Reviewer James Broderick, Ph.D: James is an associate professor of English and journalism at New Jersey City University. A former newspaper reporter and editor, he is the author of six non-fiction books, and the novel Stalked. His latest book is Greatness Thrust Upon Them, a collection of interviews with Shakespearean actors across America. Follow Here To Listen To An Interview With James Broderick.

By James Broderick Ph.D
Published on January 27, 2012

Author: Denny Hundiak

Publisher: Outskirts Press
ISBN:  9781432783938

Follow Here To Purchase The 'R' Word: Discussing the World's Most Controversial Topic

Author: Denny Hundiak

Publisher: Outskirts Press
ISBN:  9781432783938

Like most people, I suppose, I’m all for dialogue among individuals with differing opinions about the big questions in life. Perhaps naively, I think that an honest airing of differences can often do much to reveal common ground – and perhaps serve as a stepping stone toward greater understanding. It sounds schmaltzy, but if talking about our differences can help eradicate those differences, then pull up a chair and let’s get chatting.

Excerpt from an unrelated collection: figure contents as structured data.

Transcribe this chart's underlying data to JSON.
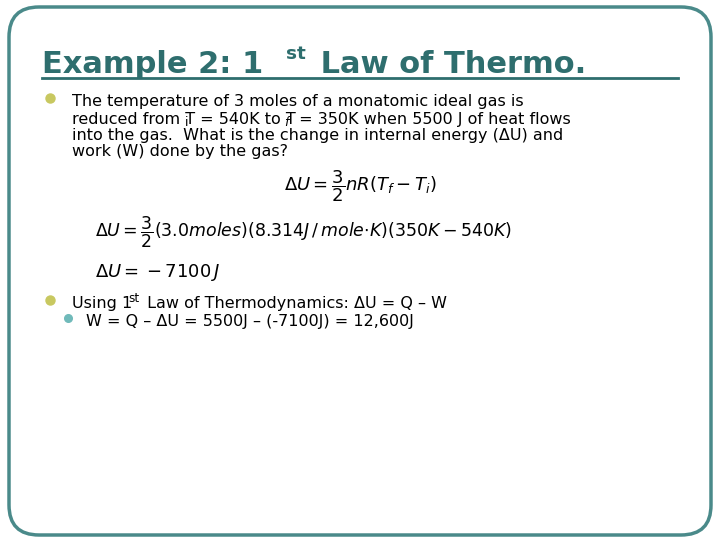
{
  "title_color": "#2E6E6E",
  "background_color": "#FFFFFF",
  "border_color": "#4A8A8A",
  "bullet_color": "#C8C860",
  "sub_bullet_color": "#70BABA",
  "text_color": "#000000",
  "title_fontsize": 22,
  "body_fontsize": 11.5,
  "eq_fontsize": 13,
  "bullet1_line1": "The temperature of 3 moles of a monatomic ideal gas is",
  "bullet1_line3": "into the gas.  What is the change in internal energy (ΔU) and",
  "bullet1_line4": "work (W) done by the gas?",
  "eq1": "$\\Delta U = \\dfrac{3}{2}nR(T_f - T_i)$",
  "eq2": "$\\Delta U = \\dfrac{3}{2}(3.0 moles)(8.314 J\\,/\\,mole{\\cdot}K)(350K - 540K)$",
  "eq3": "$\\Delta U = -7100\\,J$",
  "bullet2_line1b": " Law of Thermodynamics: ΔU = Q – W",
  "bullet2_sub": "W = Q – ΔU = 5500J – (-7100J) = 12,600J"
}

But my faith in the value of dialogue as a meaningful bridge has been seriously challenged by The `R’ Word: Discussing the World’s Most Controversial Topic. The promising title of this work lures the reader with the prospect of an insightful, informed exchange of candid opinions. Instead, what one finds in its almost 300-pages is an often smart-alecky, shallow, and occasionally vulgar conversation among a dozen contributors who ostensibly represent a variety of religious perspectives.

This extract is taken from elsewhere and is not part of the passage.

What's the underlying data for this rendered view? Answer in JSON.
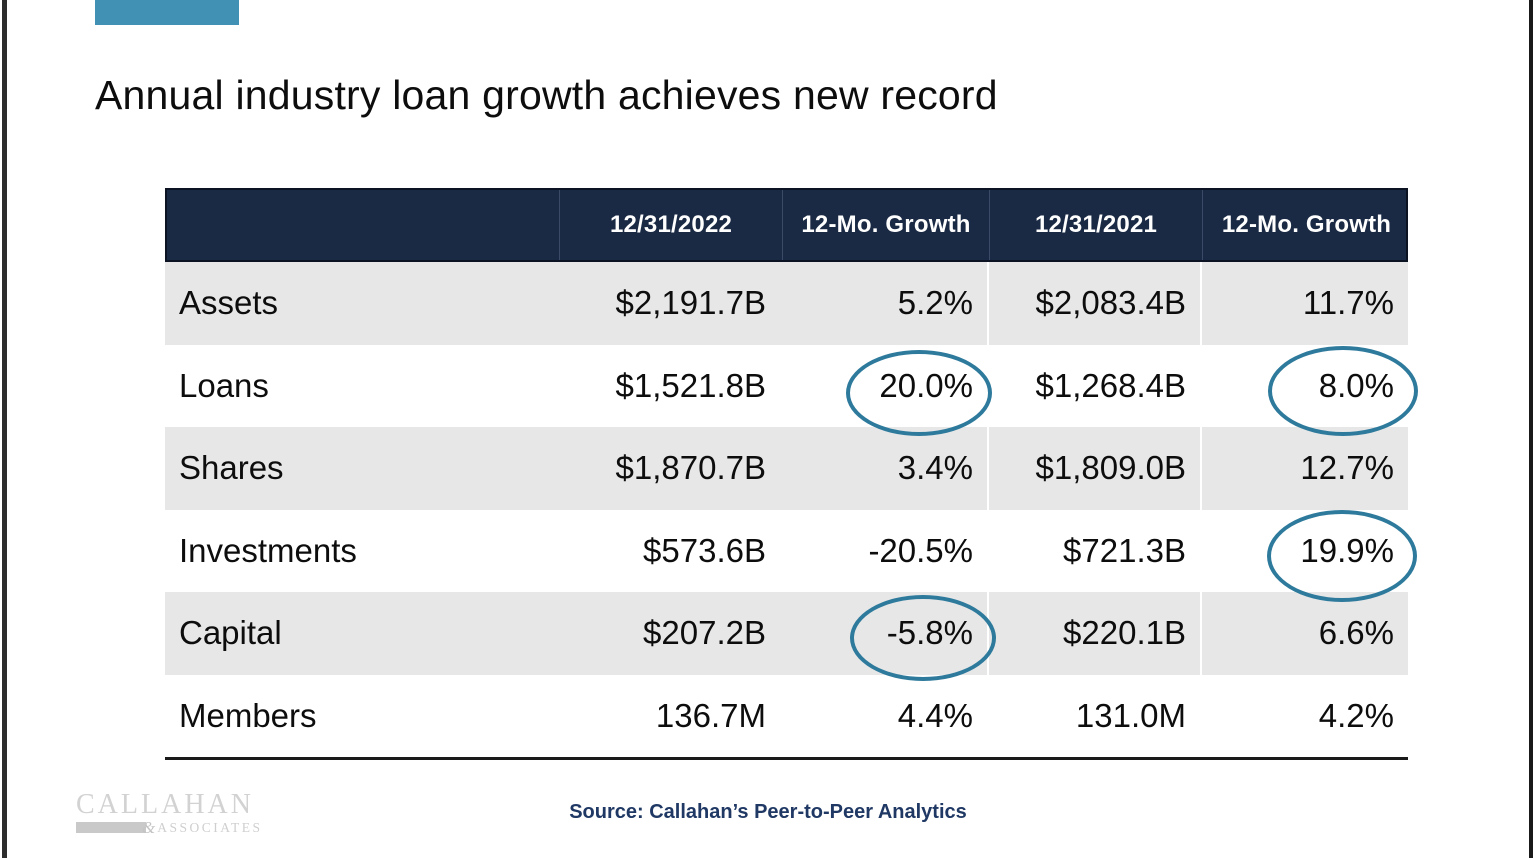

OK, give author Denny Hundiak points for ecumenicalism. He’s got Christians, Jews, Buddhists, Unitarians, Atheists, and even Pagans as part of his roundtable. Unfortunately, much of the book-length conversation seldom rises above what one might expect if you pressed your ear against a dorm room on Friday night, the acrid scent of cannabis adding the illusion of depth. The book jacket says The R Word was “written to appear as an ongoing dialogue,” so it’s not even clear whether these people were all talking to each other or if their answers have been carefully spliced into place. Either way, what they have to say often provides little insight. Here’s a sample of the rather flippant tone of much of the book:

Renee: In a religion, they don’t tell you to stop talking to your family. In a cult, they want you to forget about everybody else. (Pause) And to drink the red punch.

Denny: I like red punch.

Renee: Stay away from cults then. Their punch doesn’t tend to end too well.

Tony: Yep.

On the subject of evolution, we get this pearl of wisdom:

Tony: I’ve found the Missing Link. His name’s Harry. He lived with the Hendersons for a while, but they had to let him go back to his natural habitat. He smelled like wet dog shit. They’d leave the house, and they couldn’t get the smell out of their clothes. They had to kick him out. Plus he ate their cat. He was kind of a dick.

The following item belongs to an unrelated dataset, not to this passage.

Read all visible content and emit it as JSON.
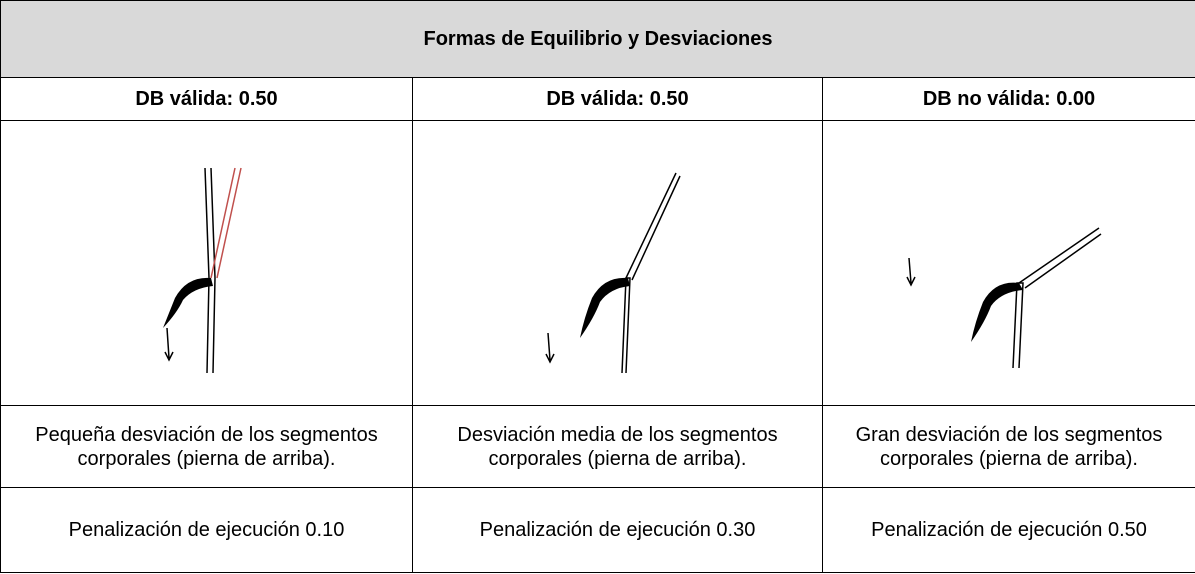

Ok, the vulgarity is perhaps to be expected among a group of twelve people predominantly in their 20s. But isn’t the younger generation supposed to be a bit more astute about matters of cultural sensitivity than to give us such dialogue as “I know Hindus smell like curry…Tell me they do not smell like curry! I hate curry,” or “I don’t see how much fun hanging out with 72 virgins for all eternity would be. One virgin? Five virgins? Maybe. Seventy-two is a pretty big number. Not to mention virgins are really needy and clingy.” And have you heard the one about Jesus and Mary Magdalene?

Tony: Jesus couldn’t keep it in his pants. You know: Like father, like son.

Renee: Maybe Jesus did love her. Or maybe he was looking for some fast ass.


(In Hundiak’s defense, he does caution the reader with a “disclaimer” that “This book contains offensive language; this book contains offensive subject matter; this book describes offensive subject matter with offensive language.”)

The book ranges wildly over doctrinal differences among religions. But often, those extended discussions end with simplistic pronouncements and disappointingly narrow interpretations: “Nearly all religions and their gods would welcome a Christian into their Heaven because, even by their standards, Christians are good people. I mean, think about it: in the bigger known religions, would a follower of Christ be good enough for them, even if it turned out Christianity wasn’t true? Of course he would be. However, the same cannot be said about a non-Christian. Non-Christians do not accept Jesus Christ…they will be denied Heaven when the time comes.”

The R Word does indeed fulfill the literal promise of the subtitle: “Discussing the World’s Most Controversial Topic,” but if this book is any guide, I’m beginning to think that discussion as a pathway to enlightenment might just be over-rated.